It was Bromley Bella Pasta circa 1997 and I was waiting for my cousin. She never turned up, there was no ‘social’ media. So I did the British thing and ate my bodyweight in parmesan-heavy carbonara. And I realised that I am not good alone.
Fast-forward 19 years (the drooping mammaries can attest for the passage of time) and I am still not good alone. I accept every invitation, I answer every email, I sleep next to someone every night (the same person, I should add). I try and do everything, for fear of revisiting that night of mid-90s indigestion.
But how often do you have time to actually do nothing? To say absolutely naught to another human? To be free of, “Mama, mama, Mamaaaaaaa” from the urchin’s (or urchins’) quarters. To have no husband (a.k.a @papa_pukka) chunter, “darling, where are the tea towels?”
If I see a discarded raisin on the carpet I won’t rest until the entire house is cleaned (that raisin often kick-starts a chain reaction of savage house pummelling).
I think of an activity I wanna do with the urchin and I mentally list the mates I’d try and drag along to make it less painful, both practically (getting around on the lift-less Tube is traumatic) and emotionally (Peppa Pig Land requires another human to quietly weep next to).
Even with the bathroom door barricaded with pumice stones and other relaxation accoutrements, I look at the half-renovated, looks-like-a-disused-Tube-station walls and wonder if my life choices are OK.
I am never alone, but having gallumphed into my 34th year, the one thing I am able to say is I have managed to eat a Victoria sponge and drink champagne solo.
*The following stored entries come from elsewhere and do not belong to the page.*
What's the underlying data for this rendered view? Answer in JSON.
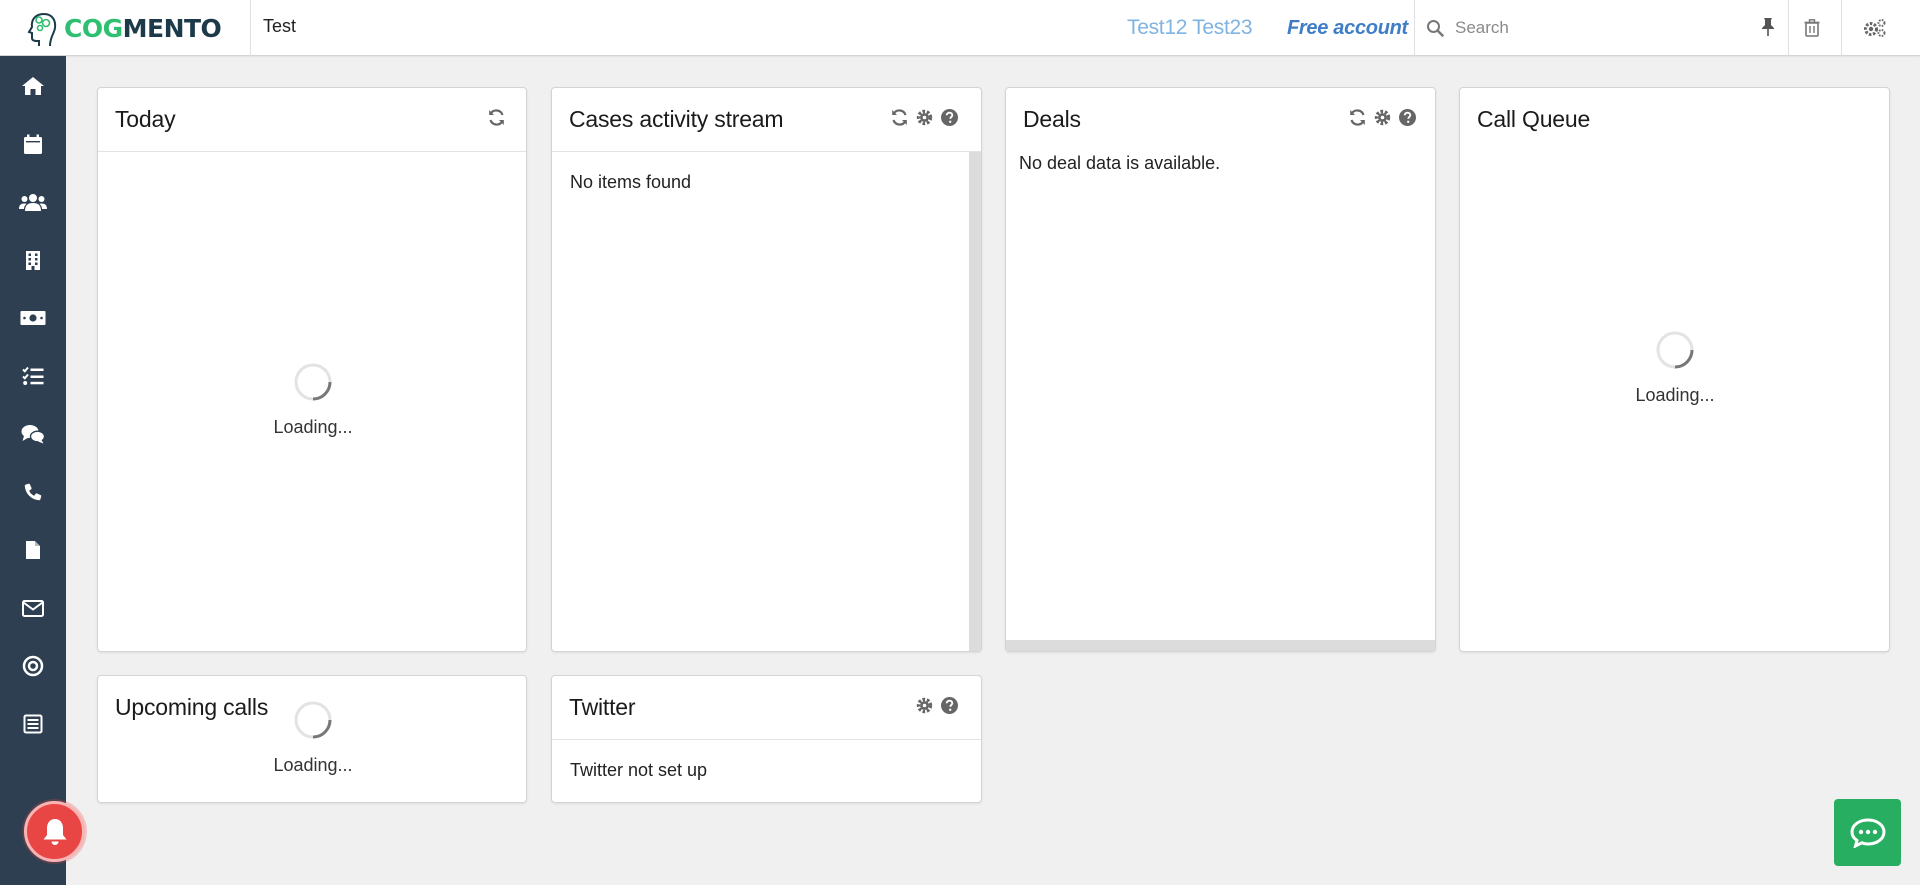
{
  "brand": {
    "logo_part1": "COG",
    "logo_part2": "MENTO"
  },
  "header": {
    "page_name": "Test",
    "user_name": "Test12 Test23",
    "account_type": "Free account",
    "search_placeholder": "Search"
  },
  "header_icons": [
    "search-icon",
    "pin-icon",
    "trash-icon",
    "settings-icon"
  ],
  "sidebar": {
    "items": [
      {
        "icon": "home-icon"
      },
      {
        "icon": "calendar-icon"
      },
      {
        "icon": "contacts-icon"
      },
      {
        "icon": "companies-icon"
      },
      {
        "icon": "deals-icon"
      },
      {
        "icon": "tasks-icon"
      },
      {
        "icon": "cases-icon"
      },
      {
        "icon": "calls-icon"
      },
      {
        "icon": "documents-icon"
      },
      {
        "icon": "email-icon"
      },
      {
        "icon": "campaigns-icon"
      },
      {
        "icon": "forms-icon"
      }
    ]
  },
  "cards": {
    "today": {
      "title": "Today",
      "loading": "Loading..."
    },
    "cases": {
      "title": "Cases activity stream",
      "empty": "No items found"
    },
    "deals": {
      "title": "Deals",
      "empty": "No deal data is available."
    },
    "call_queue": {
      "title": "Call Queue",
      "loading": "Loading..."
    },
    "upcoming_calls": {
      "title": "Upcoming calls",
      "loading": "Loading..."
    },
    "twitter": {
      "title": "Twitter",
      "empty": "Twitter not set up"
    }
  },
  "colors": {
    "sidebar_bg": "#2d3f50",
    "brand_green": "#2fbf71",
    "brand_dark": "#1c3a4a",
    "user_name": "#7fb3e1",
    "account_link": "#3f7ec7",
    "notification": "#e84545",
    "chat_button": "#27ae60",
    "page_bg": "#f0f0f0"
  }
}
What a middle class relief this is.
I left the urchin with Papa, unloaded The Stuff (nappies, mangled soggy rice cake, one lonesome sock), ignored the urge to invite anyone else (other than dinosaur who really needed a break) and headed to The Arch London.
I brought an apt tome (How to Have a Baby and not Lose Your Shit by Kirsty Smith – an equally brilliant read is The Night That Changed Everything by the divine Laura Tait and Jimmy Rice) and gave myself two hours of no-phone-all-the-cake downtime. This place is somewhere that gets it – friendly, no pomp, an abundance of oversized jaffa cakes/ roast beef sarnies/ stilton cheese sticks and more. This is maternal mecca – even with kids (there’s an overflowing toy chest at reception; kid-sized cutlery and an abundance of colouring-in books), and one of the most parent-friendly gaffs we’ve stumbled across.
Nothing extraordinary came from this bracket of downtime other than the realisation that doing nothing – and removing yourself from everything – is actually something. Carbonara-gate is no more.
Hunter 486 High Tea starts at £25. This is not an ad.